プチ小説「こんにちは、ディケンズ先生248」
小川は相川が書いた小説を読むと、しばらく感慨に耽った。
「それにしても、この小説の主人公の明るさと忍耐強さはなんだろう。ちょっと待てよ。これは...。なんだったかな...。
えーっと、そうだ!昔のアメリカのアニメーション、「ポパイ」や「トムとジェリー」がこんなんだったような...。
ポパイがブルートにやられても、トムがジェリーにやられてもすぐに立ち直るように石山も課長や俊子のお母さんに
打ちのめされても起き上がり小法師のようにすぐに起き直る。ぼくらの世代の人の多くにこんな傾向があるけれど、
それは取りも直さず、何度もテレビで再放送を見ているうちに深層に刷り込まれたということが言えるかもしれない。
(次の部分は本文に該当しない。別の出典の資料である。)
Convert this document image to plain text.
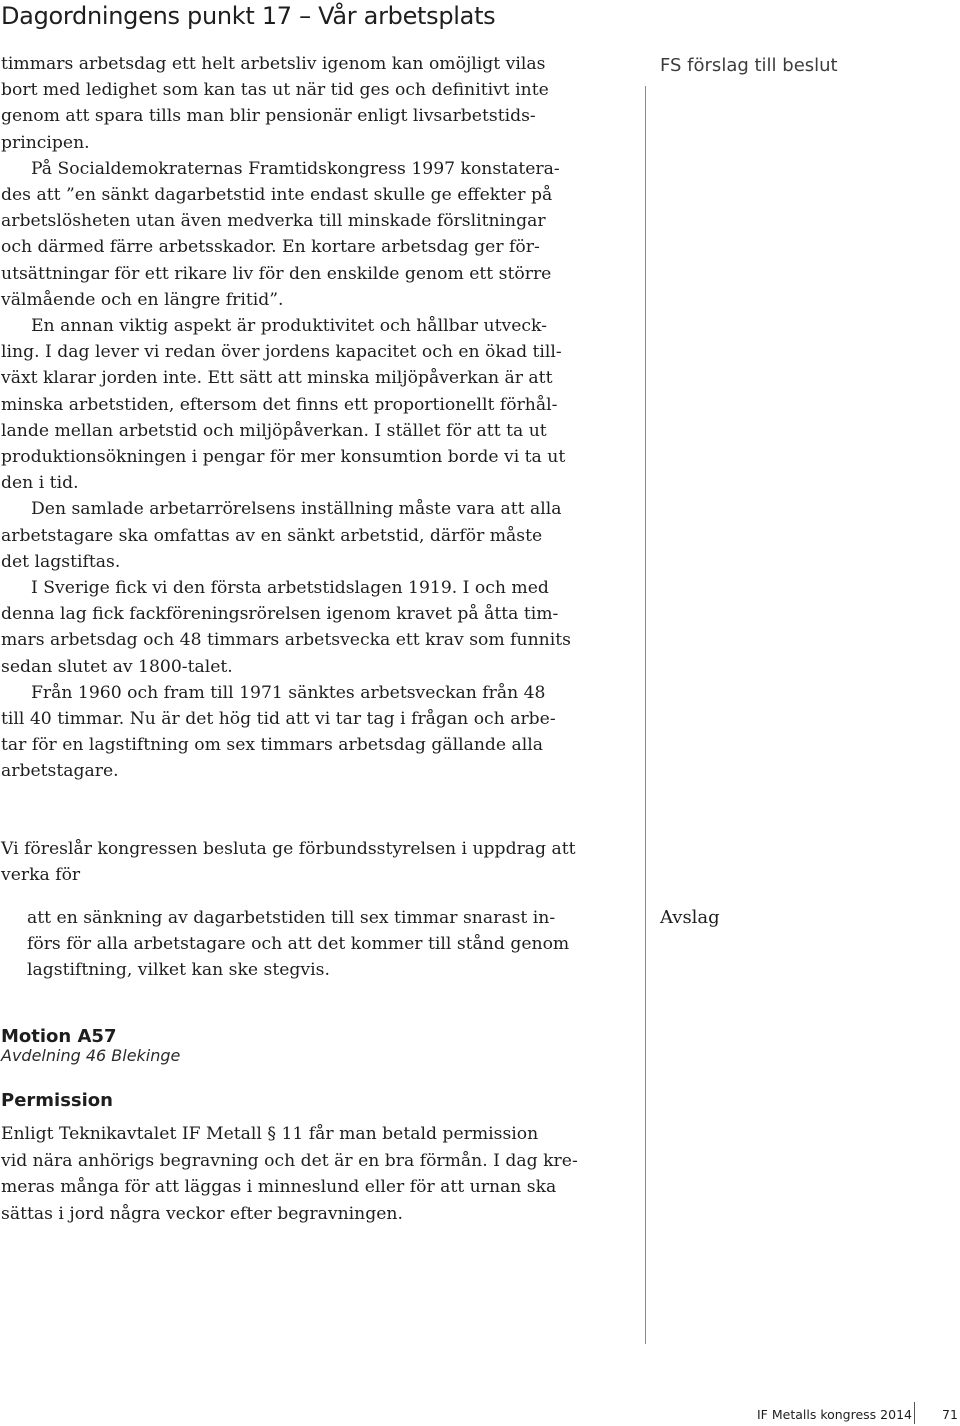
Dagordningens punkt 17 – Vår arbetsplats
FS förslag till beslut
timmars arbetsdag ett helt arbetsliv igenom kan omöjligt vilas
bort med ledighet som kan tas ut när tid ges och definitivt inte
genom att spara tills man blir pensionär enligt livsarbetstids-
principen.
På Socialdemokraternas Framtidskongress 1997 konstatera-
des att ”en sänkt dagarbetstid inte endast skulle ge effekter på
arbetslösheten utan även medverka till minskade förslitningar
och därmed färre arbetsskador. En kortare arbetsdag ger för-
utsättningar för ett rikare liv för den enskilde genom ett större
välmående och en längre fritid”.
En annan viktig aspekt är produktivitet och hållbar utveck-
ling. I dag lever vi redan över jordens kapacitet och en ökad till-
växt klarar jorden inte. Ett sätt att minska miljöpåverkan är att
minska arbetstiden, eftersom det finns ett proportionellt förhål-
lande mellan arbetstid och miljöpåverkan. I stället för att ta ut
produktionsökningen i pengar för mer konsumtion borde vi ta ut
den i tid.
Den samlade arbetarrörelsens inställning måste vara att alla
arbetstagare ska omfattas av en sänkt arbetstid, därför måste
det lagstiftas.
I Sverige fick vi den första arbetstidslagen 1919. I och med
denna lag fick fackföreningsrörelsen igenom kravet på åtta tim-
mars arbetsdag och 48 timmars arbetsvecka ett krav som funnits
sedan slutet av 1800-talet.
Från 1960 och fram till 1971 sänktes arbetsveckan från 48
till 40 timmar. Nu är det hög tid att vi tar tag i frågan och arbe-
tar för en lagstiftning om sex timmars arbetsdag gällande alla
arbetstagare.
Vi föreslår kongressen besluta ge förbundsstyrelsen i uppdrag att
verka för
att en sänkning av dagarbetstiden till sex timmar snarast in-
förs för alla arbetstagare och att det kommer till stånd genom
lagstiftning, vilket kan ske stegvis.
Avslag
Motion A57
Avdelning 46 Blekinge
Permission
Enligt Teknikavtalet IF Metall § 11 får man betald permission
vid nära anhörigs begravning och det är en bra förmån. I dag kre-
meras många för att läggas i minneslund eller för att urnan ska
sättas i jord några veckor efter begravningen.
IF Metalls kongress 2014 71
ディケンズ先生の小説の中では、『デイヴィッド・コパフィールド』のミコーバ氏がこういう人物といえるかもしれない。
でも相川さんはただ石山という主人公が艱難辛苦を乗り越えて栄光を掴むところをぼくに読ませて、励ましてくれようと
しているんだろうな。そうだ、今日は仕事をはやく切り上げて、秋子さんと一緒に大川さんの家を訪ねることにしよう。
相川さんの言うとおりだったら、アユミさんとの仲直りも可能だろう」
小川が午後7時過ぎに帰宅すると、秋子はすぐに玄関にやって来て小川に声を掛けた。
「お帰りなさい」
「ただいま。ちょうど良かった。夕食の前にちょっと大川さんの家に行きたいんだけど、いいかな」
「ええ、だけど、やっぱり、アユミさんが言うとおりになったわ」
「そ、それって、どういうこと」
「アユミさんと昨日会ったんだけど、アユミさんってもやもやしたことが嫌いな性格だから、小川さんと元どおりの
仲良しになれるように仲裁してほしいって相川さんに手紙を書いたの。それが2週間前だって言っていたから、昨日
届いた相川さんから小川さんへの手紙にはそのことが...」
「なるほどね。元どおりの仲良しか。なら、話は早いね。早速出かけることにしよう」
「ええ、でもご主人は仕事で遅くなるって言っていたけど...」
「やっぱり、ごはんを食べてからにしよう」
午後9時頃に小川と秋子が大川の家を訪れ玄関の呼鈴を鳴らすと、しばらくして大川が鉄扉を開けた。
「やあ、お二人お揃いですね。ぼくはさっき帰宅したんですが、アユミは7時頃から小川さんが来るんじゃないかと
待ち続けていたようです」
「待ち続けていたんですか...」
「それでも、裕美と音弥が起きている間は小川さんのことはあまり考えなかったようです」
「あまり考えなかったんですか」
「ですが、子どもたちが寝室に行くと...」
「どうなりましたか」
「お酒を飲みながら、この前のことを反芻することにしたようです」
「で、どうなったんですか。おおーっ」
大川の後ろからアユミが突然現れたかと思うと、アユミは右手で小川の襟首を掴んでそのままビールのジョッキを
あげるようにした。
「あんた、この前はよくも...」
小川は想定できる範囲内の出来事だったので、落ちついて発言した。
「こんばんは、アユミさん。秋子から、元どおりに仲良しでいたいって聞いて来たのに、これが仲良しなのかな」
「いいえ、そんなつもりじゃ...」
アユミは小川の言葉で正気に戻ったが、右腕に充塡されたエネルギーを放出する場に困り、側にいた夫の鳩尾に
パンチを入れることで解消した。